Host-microbial interactions in oral mucosa immunopathology

Neutrophils are crucial for oral homeostasis but are also drivers of tissue damage in periodontitis, a common oral immunopathology. The mechanisms determining a protective or detrimental neutrophil response in the periodontium are yet unknown. This project will determine the regulation of neutrophil functions defining periodontal health and diseases.

Oral and peripheral neutrophils will be fully characterized during homeostasis.

A transmigration model will be used to dissect neutrophil adaptation to the periodontal environment, including the acquisition of non-canonical functions.

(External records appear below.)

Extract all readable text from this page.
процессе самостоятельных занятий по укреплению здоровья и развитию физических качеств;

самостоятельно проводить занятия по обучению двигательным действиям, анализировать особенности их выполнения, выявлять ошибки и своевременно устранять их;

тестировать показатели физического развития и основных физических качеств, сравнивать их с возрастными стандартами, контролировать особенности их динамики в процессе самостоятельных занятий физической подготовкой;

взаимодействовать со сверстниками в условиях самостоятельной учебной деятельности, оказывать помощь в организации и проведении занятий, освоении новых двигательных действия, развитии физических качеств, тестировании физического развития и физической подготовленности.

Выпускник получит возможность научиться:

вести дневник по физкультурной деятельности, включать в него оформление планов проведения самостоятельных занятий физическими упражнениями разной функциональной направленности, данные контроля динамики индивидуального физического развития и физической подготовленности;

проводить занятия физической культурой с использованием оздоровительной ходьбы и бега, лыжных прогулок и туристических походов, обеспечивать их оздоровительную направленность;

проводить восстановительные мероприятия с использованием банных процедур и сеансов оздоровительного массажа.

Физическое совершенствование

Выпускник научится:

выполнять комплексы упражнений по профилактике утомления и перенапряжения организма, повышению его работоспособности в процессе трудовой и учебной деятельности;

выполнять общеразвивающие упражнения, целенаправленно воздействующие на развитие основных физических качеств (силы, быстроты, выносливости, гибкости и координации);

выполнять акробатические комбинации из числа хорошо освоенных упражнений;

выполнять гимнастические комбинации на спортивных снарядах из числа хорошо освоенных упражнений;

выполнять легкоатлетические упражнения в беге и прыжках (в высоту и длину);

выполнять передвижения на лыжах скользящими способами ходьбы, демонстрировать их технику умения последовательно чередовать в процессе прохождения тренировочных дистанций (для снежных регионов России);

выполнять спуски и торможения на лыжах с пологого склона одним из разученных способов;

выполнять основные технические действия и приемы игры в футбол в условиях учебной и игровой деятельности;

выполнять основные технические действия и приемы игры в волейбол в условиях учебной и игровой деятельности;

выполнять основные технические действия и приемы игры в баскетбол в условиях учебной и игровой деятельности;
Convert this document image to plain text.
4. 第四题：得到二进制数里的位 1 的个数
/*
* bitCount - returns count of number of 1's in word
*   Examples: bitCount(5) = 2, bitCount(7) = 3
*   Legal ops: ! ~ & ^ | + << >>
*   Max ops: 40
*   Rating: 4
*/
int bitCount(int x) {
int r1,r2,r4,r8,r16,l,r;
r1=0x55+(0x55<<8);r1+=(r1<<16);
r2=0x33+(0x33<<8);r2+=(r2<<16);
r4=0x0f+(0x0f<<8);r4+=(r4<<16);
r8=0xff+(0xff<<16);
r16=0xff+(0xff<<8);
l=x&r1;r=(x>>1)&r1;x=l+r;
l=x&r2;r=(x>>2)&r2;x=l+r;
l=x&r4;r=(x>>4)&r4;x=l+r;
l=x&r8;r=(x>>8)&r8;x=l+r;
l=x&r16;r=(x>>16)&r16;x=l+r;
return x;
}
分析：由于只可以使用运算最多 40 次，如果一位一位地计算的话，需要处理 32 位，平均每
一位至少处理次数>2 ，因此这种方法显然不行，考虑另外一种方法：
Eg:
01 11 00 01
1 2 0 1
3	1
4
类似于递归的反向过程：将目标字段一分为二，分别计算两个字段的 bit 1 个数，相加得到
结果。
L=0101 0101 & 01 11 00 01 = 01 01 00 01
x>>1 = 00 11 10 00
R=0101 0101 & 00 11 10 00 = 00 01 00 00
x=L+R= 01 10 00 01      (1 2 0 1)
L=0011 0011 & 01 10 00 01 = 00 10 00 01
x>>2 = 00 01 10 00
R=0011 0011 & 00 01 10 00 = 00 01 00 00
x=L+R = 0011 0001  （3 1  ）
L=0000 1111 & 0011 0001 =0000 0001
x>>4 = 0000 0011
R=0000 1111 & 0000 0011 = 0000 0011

The impact of gingivitis (self-limiting inflammation) and periodontitis (tissue-damaging) on the phenotypic, transcriptional, and functional profiles of oral and peripheral neutrophils will be assessed. Modulation of helper T cells by neutrophils will also be determined. The ability of neutrophil-related markers in saliva to predict treatment response in periodontitis will be determined.

Neutrophils will be incorporated into an oral mucosa model to assess their response to microbial challenges, induction of tissue damage, and modulation of effector functions.

The periodontal, immunological and molecular characteristics of patients with neutrophil-related primary immunodeficiencies will be determined.

Thorough characterization of neutrophils will reveal insights into disease pathogenesis, new therapeutic targets and markers that may be used to aid in the clinical management of periodontitis.